The inspections, which will begin next month, will include a look at 40 of 1,300 companies that make airplanes and spare parts. The review is expected to take between 15 and 18 months.
McArtor said the 40 firms will represent a "diagonal slice" of the industry, but said no list has been drawn up. He named the Piper Aircraft Corp., Cessna Aircraft Co. and Beech Aircraft Corp., which manufacture small planes and corporate jets, and the McDonnell Douglas Corp. and the Boeing Co. as likely candidates to be reviewed.
John Wheeler, a Boeing spokesman, said the Seattle-based manufacturer had "no prior knowledge" of the coming inspection until the announcement yesterday, and will have no comment until the FAA tells Boeing what it intends to do.
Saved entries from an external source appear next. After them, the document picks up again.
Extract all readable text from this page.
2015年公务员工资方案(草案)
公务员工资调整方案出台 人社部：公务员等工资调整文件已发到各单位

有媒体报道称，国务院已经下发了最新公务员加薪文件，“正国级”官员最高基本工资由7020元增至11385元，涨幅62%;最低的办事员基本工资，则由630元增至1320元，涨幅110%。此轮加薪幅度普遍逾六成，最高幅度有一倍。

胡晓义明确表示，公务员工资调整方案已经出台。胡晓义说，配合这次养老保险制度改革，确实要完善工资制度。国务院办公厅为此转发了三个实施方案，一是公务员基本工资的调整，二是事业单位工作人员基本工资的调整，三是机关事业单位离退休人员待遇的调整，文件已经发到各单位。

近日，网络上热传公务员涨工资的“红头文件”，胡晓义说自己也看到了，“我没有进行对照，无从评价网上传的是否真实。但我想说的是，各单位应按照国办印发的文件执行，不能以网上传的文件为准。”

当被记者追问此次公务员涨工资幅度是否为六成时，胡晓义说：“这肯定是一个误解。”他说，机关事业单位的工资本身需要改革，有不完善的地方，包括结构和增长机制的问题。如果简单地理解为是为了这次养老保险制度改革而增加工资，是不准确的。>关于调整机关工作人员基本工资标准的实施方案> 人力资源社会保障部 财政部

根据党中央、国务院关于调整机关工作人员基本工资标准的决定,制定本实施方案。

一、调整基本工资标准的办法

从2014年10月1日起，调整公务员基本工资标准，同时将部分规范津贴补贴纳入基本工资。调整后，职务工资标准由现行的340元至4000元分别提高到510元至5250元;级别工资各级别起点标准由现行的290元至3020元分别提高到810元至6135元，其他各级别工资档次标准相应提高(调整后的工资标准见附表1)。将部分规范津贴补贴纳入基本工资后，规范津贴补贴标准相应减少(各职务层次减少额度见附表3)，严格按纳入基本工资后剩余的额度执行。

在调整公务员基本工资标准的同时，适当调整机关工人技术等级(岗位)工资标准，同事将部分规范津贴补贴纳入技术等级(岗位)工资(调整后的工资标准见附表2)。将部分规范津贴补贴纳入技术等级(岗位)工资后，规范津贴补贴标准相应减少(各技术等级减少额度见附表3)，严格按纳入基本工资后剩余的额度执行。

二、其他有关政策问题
A spokesman for the General Aviation Manufacturers Association, a trade group representing makers of small airplanes, called the inspections "timely, necessary and good," and the Aerospace Industries Association of America, which represents 48 aerospace companies, praised McArtor for his efforts to increase public confidence in aviation.
Since taking over the FAA seven weeks ago, McArtor has begun a public campaign to recapture public confidence in aviation. He has chided airline executives for paying too much attention to profit-and-loss statements and cautioned pilots against becoming complacent in the cockpit. The FAA recently completed a review of Delta Air Lines pilots, criticizing Delta pilots for lapses of vigilance.
By turning the spotlight on manufacturing, McArtor said the FAA will be able to check for any problems generated by rapid changes in technology. He said a proliferation of international production agreements could affect production quality.
"Given these changes, I see a need for the FAA to take a snapshot of the aircraft manufacturing industry," he said.
He said a review beyond the ordinary scope of regular inspections also will alert the FAA to any changes that may be needed in its inspection program. "We'll make sure we're current in our thinking," he said.
As a side issue, McArtor said, the special audit will search for counterfeit parts that may be in use in the industry. In years past, FAA inspectors have discovered airplanes repaired with spare parts manufactured by firms not certified by the FAA. McArtor said he has no way to assess how widely "bogus" parts are used today.
"Unchecked, it could be a serious problem," he said.
Last October, the FAA revoked the certification of a California aircraft parts manufacturer and charged the North Hollywood firm with selling hundreds of counterfeit parts to at least three commercial airlines.